ITEM: A significant number of smartphone users in the US think they're using 4G phones, even though 4G phones don’t exist.

That’s according to a survey by consumer electronics shopping site Retrevo, which asked users when they plan to buy a 4G handset. Over a third of iPhone 4 users said they already had one. So did 29% of Android handset users, and 24% of BlackBerry users.
 
Retrevo chalks the results up to US consumers being “quite confused about 4G” – which also ties in to findings from the same survey that less than a quarter of respondents plan to sign up for 4G services. Of the ones who won’t, 30% cited cost as the main reason, with another 22% saying the cost wasn’t worth the performance upgrade.
 
It’s always worth taking these kinds of consumer surveys with a grain of salt, of course.

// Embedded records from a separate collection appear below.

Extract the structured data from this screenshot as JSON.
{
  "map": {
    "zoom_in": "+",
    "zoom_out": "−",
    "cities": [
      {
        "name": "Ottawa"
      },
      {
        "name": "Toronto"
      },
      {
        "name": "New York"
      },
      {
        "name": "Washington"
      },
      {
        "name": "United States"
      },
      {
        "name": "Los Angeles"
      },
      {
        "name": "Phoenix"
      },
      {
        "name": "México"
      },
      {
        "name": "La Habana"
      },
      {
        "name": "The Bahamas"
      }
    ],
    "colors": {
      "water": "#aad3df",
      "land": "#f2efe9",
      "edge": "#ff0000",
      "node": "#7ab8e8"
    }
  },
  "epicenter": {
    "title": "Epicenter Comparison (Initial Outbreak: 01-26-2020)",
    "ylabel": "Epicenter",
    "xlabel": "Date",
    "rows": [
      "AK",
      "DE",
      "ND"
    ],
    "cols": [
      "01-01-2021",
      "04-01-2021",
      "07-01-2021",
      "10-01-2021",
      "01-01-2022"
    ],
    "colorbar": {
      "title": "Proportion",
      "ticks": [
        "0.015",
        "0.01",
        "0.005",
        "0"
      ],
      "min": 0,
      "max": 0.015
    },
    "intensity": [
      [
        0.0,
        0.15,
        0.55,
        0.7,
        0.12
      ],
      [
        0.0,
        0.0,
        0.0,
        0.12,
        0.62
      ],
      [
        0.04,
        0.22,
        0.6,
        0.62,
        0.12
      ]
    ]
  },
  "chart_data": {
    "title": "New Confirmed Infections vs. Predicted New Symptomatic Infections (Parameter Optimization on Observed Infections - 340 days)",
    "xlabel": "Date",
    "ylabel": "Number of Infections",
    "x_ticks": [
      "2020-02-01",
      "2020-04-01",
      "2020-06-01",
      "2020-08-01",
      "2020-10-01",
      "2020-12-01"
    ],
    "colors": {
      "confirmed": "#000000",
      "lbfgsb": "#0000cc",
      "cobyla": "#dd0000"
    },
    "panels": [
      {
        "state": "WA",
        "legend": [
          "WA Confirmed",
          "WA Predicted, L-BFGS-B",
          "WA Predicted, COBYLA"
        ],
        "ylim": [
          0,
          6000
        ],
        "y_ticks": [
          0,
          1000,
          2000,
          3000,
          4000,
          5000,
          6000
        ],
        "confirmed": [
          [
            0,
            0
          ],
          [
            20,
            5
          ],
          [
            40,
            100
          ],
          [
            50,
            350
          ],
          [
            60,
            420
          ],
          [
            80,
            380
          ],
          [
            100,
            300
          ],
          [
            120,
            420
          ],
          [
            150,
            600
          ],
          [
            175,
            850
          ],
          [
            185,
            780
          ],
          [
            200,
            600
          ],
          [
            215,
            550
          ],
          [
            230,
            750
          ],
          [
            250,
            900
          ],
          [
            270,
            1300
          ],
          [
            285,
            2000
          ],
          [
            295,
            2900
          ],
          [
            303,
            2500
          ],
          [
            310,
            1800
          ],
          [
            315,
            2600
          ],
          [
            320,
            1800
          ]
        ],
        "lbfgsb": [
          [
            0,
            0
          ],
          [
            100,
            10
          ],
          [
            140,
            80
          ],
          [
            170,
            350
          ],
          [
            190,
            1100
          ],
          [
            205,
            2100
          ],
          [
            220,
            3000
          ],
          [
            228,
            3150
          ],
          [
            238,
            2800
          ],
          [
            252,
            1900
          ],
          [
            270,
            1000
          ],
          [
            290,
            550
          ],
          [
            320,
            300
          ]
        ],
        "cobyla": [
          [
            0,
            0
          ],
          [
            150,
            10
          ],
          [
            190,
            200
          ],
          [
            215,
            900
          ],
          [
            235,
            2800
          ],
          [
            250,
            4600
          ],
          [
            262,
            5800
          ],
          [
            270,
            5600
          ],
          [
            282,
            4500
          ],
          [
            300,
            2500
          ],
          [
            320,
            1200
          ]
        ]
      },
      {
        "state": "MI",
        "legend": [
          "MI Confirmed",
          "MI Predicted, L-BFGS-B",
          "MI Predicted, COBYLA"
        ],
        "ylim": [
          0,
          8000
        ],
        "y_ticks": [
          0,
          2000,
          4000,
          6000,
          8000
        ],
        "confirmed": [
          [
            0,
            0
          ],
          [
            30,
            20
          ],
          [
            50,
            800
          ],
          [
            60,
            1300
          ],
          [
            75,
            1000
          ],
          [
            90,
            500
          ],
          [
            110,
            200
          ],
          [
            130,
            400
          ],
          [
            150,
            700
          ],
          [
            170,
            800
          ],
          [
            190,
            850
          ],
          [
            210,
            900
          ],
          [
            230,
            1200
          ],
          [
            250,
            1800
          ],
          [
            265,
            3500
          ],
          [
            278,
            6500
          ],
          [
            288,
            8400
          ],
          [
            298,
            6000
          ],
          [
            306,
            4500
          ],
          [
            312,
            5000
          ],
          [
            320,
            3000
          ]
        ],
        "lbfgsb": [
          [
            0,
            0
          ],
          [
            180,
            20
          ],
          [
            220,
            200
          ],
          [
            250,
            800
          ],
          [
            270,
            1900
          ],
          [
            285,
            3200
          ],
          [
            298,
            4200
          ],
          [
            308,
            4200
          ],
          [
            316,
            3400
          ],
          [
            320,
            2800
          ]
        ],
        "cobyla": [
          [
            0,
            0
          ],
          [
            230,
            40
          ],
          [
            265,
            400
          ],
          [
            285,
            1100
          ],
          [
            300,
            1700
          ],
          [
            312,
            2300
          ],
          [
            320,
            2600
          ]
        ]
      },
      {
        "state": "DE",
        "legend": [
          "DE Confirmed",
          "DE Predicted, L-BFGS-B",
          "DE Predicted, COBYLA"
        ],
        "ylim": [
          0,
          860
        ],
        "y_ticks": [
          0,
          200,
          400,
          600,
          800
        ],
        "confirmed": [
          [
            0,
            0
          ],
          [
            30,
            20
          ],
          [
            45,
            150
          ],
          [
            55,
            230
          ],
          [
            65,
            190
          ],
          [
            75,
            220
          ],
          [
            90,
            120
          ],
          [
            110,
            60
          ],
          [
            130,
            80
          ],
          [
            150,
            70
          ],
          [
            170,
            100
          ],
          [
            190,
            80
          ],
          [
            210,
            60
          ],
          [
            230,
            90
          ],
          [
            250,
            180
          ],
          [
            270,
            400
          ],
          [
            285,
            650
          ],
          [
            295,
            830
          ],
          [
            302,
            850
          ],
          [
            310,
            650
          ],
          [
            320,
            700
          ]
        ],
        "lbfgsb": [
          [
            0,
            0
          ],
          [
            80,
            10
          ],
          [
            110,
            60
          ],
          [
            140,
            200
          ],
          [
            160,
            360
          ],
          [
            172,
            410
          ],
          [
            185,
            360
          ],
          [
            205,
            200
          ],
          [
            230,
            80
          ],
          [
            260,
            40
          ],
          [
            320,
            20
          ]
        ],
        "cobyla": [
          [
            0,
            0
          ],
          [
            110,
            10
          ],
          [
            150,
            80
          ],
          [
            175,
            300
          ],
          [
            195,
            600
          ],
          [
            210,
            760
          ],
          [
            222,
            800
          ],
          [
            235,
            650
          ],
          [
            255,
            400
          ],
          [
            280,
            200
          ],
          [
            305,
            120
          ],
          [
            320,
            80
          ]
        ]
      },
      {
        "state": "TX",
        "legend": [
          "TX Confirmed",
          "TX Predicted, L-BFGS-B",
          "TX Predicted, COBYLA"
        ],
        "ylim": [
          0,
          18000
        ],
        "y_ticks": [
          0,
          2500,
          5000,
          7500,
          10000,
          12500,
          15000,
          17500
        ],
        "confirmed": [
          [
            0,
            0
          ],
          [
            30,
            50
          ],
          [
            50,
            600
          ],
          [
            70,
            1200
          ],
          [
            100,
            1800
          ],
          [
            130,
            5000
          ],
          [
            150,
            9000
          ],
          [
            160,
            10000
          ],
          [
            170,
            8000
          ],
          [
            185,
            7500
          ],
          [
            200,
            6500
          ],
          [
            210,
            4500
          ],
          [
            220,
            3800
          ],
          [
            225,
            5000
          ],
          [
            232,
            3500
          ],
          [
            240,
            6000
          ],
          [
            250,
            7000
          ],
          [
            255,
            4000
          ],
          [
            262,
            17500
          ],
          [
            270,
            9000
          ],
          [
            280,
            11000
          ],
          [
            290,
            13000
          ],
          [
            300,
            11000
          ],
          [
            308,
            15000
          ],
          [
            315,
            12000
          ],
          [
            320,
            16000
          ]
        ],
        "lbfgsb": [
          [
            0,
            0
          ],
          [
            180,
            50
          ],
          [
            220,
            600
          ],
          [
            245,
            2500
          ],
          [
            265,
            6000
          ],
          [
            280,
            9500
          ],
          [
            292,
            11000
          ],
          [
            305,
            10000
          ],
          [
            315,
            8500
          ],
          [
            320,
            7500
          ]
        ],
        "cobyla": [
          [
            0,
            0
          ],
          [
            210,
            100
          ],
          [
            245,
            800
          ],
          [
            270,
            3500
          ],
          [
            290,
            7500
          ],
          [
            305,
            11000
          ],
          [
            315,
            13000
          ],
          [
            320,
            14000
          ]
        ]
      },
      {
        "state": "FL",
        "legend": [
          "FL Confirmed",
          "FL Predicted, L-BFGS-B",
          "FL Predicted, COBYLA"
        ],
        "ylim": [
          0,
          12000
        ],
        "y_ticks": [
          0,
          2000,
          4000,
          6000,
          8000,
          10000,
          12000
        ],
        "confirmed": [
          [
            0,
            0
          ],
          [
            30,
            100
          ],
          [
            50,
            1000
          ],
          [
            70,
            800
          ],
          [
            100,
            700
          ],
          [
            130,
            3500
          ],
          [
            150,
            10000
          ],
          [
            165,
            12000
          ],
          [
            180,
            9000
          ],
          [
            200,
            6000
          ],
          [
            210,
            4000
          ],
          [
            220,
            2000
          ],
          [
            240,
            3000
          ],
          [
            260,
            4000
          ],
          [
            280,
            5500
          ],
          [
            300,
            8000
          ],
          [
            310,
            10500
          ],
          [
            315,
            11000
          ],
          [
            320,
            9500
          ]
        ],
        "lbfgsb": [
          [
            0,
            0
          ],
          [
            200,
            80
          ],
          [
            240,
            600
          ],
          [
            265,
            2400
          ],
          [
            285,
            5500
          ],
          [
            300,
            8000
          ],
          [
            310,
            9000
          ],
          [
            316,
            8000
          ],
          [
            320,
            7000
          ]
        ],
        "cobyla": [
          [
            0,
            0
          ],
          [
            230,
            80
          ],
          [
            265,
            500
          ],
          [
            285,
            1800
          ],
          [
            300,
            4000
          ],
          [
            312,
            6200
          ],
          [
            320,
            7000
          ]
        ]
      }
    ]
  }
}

For a start, “4G” has been a generic and overused term from a consumer marketing perspective for awhile – and in the states, “4G” can also mean Clearwire’s Wimax service. So it’s not clear if the “confusion” found in the survey is being compounded by the wording of the survey itself.
 
On the other hand, that in itself is a valuable lesson in the growing uselessness of the term “4G” – at least as a marketing tool. If the users can't keep their Gs straight, maybe it’s time to stop encouraging them to think in terms of “G” and get them focused more on value for money, some point where it’s not about 3G or 4G, but about this price package or that price package.
 
This is something LTE operators in Asia will be finding out one way or another as they figure out how to market their services. Meanwhile, it’d be fun as a control experiment to do a similar survey in other LTE markets to see how many smartphone users think they already own a “4G” phone.